`cv.cpg`

computes and cross-validates the coefficients for ensembles of generalized linear models via competing proximal gradients.

cv.cpg( x, y, glm_type = c("Linear", "Logistic", "Gamma", "Poisson")[1], G = 5, full_diversity = FALSE, include_intercept = TRUE, alpha_s = 3/4, alpha_d = 1, n_lambda_sparsity = 100, n_lambda_diversity = 100, balanced_cycling = TRUE, permutate_search = FALSE, acceleration = FALSE, tolerance = 1e-05, max_iter = 1e+05, n_folds = 10, n_threads = 1 )

`x` |
Design matrix. |

`y` |
Response vector. |

`glm_type` |
Description of the error distribution and link function to be used for the model. Must be one of "Linear", "Logistic", "Gamma" or "Poisson". Default is "Linear". |

`G` |
Number of groups in the ensemble. |

`full_diversity` |
Argument to determine if the overlap between the models should be zero. Default is FALSE. |

`include_intercept` |
Argument to determine whether there is an intercept. Default is TRUE. |

`alpha_s` |
Sparsity mixing parmeter. Default is 3/4. |

`alpha_d` |
Diversity mixing parameter. Default is 1. |

`n_lambda_sparsity` |
Number of candidates for sparsity tuning parameter. Default is 100. |

`n_lambda_diversity` |
Number of candidates for diveristy tuning parameter.

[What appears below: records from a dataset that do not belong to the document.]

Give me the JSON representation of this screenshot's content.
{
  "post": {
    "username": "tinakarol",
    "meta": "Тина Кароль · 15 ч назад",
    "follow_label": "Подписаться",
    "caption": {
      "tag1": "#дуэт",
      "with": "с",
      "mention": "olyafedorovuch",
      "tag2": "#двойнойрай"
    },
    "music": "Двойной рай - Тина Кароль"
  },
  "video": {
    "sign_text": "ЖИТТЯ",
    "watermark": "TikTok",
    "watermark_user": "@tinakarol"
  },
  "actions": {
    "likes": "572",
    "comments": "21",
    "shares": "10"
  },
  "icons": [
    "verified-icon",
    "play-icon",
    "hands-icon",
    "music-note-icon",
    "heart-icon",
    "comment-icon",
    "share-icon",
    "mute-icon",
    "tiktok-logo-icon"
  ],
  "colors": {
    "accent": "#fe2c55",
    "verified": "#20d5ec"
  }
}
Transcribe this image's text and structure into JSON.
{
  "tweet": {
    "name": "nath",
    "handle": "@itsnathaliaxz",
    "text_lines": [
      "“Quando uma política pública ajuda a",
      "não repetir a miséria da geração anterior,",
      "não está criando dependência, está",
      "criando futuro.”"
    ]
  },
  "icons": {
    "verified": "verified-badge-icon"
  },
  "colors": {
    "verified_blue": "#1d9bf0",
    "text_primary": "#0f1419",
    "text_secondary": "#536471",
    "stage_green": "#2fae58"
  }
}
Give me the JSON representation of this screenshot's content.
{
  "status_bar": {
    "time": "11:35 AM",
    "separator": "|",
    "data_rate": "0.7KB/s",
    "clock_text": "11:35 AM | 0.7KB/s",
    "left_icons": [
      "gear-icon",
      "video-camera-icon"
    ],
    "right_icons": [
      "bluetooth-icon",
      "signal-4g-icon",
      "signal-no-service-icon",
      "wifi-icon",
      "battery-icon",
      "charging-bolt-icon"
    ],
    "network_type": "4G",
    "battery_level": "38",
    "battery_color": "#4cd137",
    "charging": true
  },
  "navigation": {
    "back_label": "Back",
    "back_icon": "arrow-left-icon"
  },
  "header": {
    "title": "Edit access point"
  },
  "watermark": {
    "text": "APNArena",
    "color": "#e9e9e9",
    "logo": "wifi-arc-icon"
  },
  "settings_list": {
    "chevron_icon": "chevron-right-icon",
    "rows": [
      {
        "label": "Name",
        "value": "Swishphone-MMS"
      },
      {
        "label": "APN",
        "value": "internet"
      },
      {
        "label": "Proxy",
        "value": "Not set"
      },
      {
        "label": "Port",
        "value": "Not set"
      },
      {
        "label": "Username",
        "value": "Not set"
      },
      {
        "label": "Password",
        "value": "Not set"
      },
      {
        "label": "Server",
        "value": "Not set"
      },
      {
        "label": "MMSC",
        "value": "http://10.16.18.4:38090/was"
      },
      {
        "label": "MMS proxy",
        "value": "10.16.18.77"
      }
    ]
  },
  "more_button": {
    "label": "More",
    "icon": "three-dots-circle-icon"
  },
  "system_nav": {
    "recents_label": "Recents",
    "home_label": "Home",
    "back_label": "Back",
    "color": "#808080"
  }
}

Default is 100. |

`balanced_cycling` |
Argument to determine the cycling strategy for the optimal solution search. Default is TRUE. |

`permutate_search` |
Argument to determine whether permutations are used to search for the optimal solution. Default is FALSE. |

`acceleration` |
Argument to determine whether a gradient acceleration method is used. Default is FALSE. |

`tolerance` |
Convergence criteria for the coefficients. Default is 1e-3. |

`max_iter` |
Maximum number of iterations in the algorithm. Default is 1e5. |

`n_folds` |
Number of cross-validation folds. Default is 10. |

`n_threads` |
Number of threads. Default is a single thread. |

An object of class `cv.cpg`

Anthony-Alexander Christidis, anthony.christidis@stat.ubc.ca

`coef.cv.CPGLIB`

, `predict.cv.CPGLIB`

# Data simulation set.seed(1) n <- 50 N <- 2000 p <- 300 beta.active <- c(abs(runif(p, 0, 1/2))*(-1)^rbinom(p, 1, 0.3)) # Parameters p.active <- 150 beta <- c(beta.active[1:p.active], rep(0, p-p.active)) Sigma <- matrix(0, p, p) Sigma[1:p.active, 1:p.active] <- 0.5 diag(Sigma) <- 1 # Train data x.train <- mvnfast::rmvn(n, mu = rep(0, p), sigma = Sigma) prob.train <- exp(x.train %*% beta)/ (1+exp(x.train %*% beta)) y.train <- rbinom(n, 1, prob.train) # Test data x.test <- mvnfast::rmvn(N, mu = rep(0, p), sigma = Sigma) prob.test <- exp(x.test %*% beta)/ (1+exp(x.test %*% beta)) y.test <- rbinom(N, 1, prob.test) # CV CPGLIB - Multiple Groups cpg.out <- cv.cpg(x.train, y.train, glm_type = "Logistic", G = 5, include_intercept = TRUE, alpha_s = 3/4, alpha_d = 1, n_lambda_sparsity = 100, n_lambda_diversity = 100, balanced_cycling = TRUE, tolerance = 1e-5, max_iter = 1e5) # Predictions cpg.prob <- predict(cpg.out, newx = x.test, type = "prob", groups = 1:cpg.out$G, ensemble_type = "Model-Avg") cpg.class <- predict(cpg.out, newx = x.test, type = "class", groups = 1:cpg.out$G, ensemble_type = "Model-Avg") plot(prob.test, cpg.prob, pch = 20) abline(h = 0.5,v = 0.5) mean((prob.test-cpg.prob)^2) mean(abs(y.test-cpg.class))